Coconut Oil For ulcers
A few of my friends claim that coconut oil is the optimal choice for a horse battling ulcers. Is that true?
Contributing Veterinary Editor Grant Miller, DVM, responds: Indeed, coconut oil has its benefits. It’s well regarded for its ability to improve hoof and hair health. However, there are virtually no omega-3 fatty acids in it.

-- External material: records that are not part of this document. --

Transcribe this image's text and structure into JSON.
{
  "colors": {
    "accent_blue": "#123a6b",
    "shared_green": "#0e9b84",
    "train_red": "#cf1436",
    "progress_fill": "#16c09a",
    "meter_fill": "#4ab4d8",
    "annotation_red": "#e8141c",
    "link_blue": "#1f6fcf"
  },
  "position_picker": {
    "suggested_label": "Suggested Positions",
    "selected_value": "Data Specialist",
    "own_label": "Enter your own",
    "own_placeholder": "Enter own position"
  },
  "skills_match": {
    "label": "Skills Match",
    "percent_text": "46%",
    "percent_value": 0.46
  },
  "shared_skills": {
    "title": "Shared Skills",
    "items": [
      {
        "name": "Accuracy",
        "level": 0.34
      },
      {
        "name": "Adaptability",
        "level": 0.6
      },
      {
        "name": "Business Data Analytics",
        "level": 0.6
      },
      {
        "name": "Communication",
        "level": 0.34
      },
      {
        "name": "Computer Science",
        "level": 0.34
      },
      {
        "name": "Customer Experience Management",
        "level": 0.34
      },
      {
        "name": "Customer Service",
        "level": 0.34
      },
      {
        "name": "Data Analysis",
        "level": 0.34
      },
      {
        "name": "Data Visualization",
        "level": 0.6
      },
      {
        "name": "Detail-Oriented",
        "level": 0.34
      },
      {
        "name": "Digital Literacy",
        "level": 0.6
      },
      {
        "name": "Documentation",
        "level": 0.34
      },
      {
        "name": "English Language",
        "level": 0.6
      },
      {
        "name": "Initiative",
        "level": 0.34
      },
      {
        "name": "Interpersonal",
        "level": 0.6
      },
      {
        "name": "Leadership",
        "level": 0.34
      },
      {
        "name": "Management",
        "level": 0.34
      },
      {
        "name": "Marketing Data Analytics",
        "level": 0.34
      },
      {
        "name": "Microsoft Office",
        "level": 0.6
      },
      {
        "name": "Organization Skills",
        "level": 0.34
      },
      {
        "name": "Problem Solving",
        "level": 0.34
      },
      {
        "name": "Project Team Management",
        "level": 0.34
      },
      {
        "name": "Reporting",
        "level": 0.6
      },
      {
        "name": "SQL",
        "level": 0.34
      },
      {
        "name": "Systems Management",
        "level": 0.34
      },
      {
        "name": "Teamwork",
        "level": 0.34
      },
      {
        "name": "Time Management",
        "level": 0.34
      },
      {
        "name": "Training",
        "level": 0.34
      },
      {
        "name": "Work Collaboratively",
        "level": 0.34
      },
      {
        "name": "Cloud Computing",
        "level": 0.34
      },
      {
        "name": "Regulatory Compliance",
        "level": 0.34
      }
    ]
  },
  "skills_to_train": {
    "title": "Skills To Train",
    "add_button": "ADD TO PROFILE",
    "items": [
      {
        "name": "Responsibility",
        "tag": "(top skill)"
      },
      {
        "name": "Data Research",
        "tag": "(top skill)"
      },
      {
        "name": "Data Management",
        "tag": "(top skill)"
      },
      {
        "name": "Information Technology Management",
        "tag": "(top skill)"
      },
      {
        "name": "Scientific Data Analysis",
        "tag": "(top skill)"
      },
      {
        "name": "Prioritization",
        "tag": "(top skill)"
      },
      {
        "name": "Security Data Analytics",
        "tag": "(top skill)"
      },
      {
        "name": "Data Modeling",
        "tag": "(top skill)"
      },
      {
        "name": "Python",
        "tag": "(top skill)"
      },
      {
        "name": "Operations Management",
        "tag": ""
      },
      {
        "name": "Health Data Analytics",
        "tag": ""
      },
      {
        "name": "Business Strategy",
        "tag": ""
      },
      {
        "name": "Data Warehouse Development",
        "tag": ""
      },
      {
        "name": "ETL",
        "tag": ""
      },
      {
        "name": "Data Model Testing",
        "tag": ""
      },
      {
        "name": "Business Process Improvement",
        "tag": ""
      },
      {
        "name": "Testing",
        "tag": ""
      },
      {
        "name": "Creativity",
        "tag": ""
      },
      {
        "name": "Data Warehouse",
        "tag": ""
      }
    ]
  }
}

For this reason, we feel there are far better choices for ulcers and for hair/hoof health.
Blankets or no blankets
Our winters aren’t too bad, but we do get freezing rain. While my horses are turned out 24/7, they only have trees for shelter. Sometimes I wonder if that’s enough during ice storms and freezing rain.
Contributing Farrier Editor Lee Foley Responds:While a horse’s natural winter coat will give him protection from rain/snow and from cold, when you combine them, it can become too much. The question is whether the trees are enough to block wind and stop the wet from penetrating to the skin. We suggest you consider a waterproof breathable lightweight blanket that will give them some added protection. Use it for extra coverage when the forecast is bad.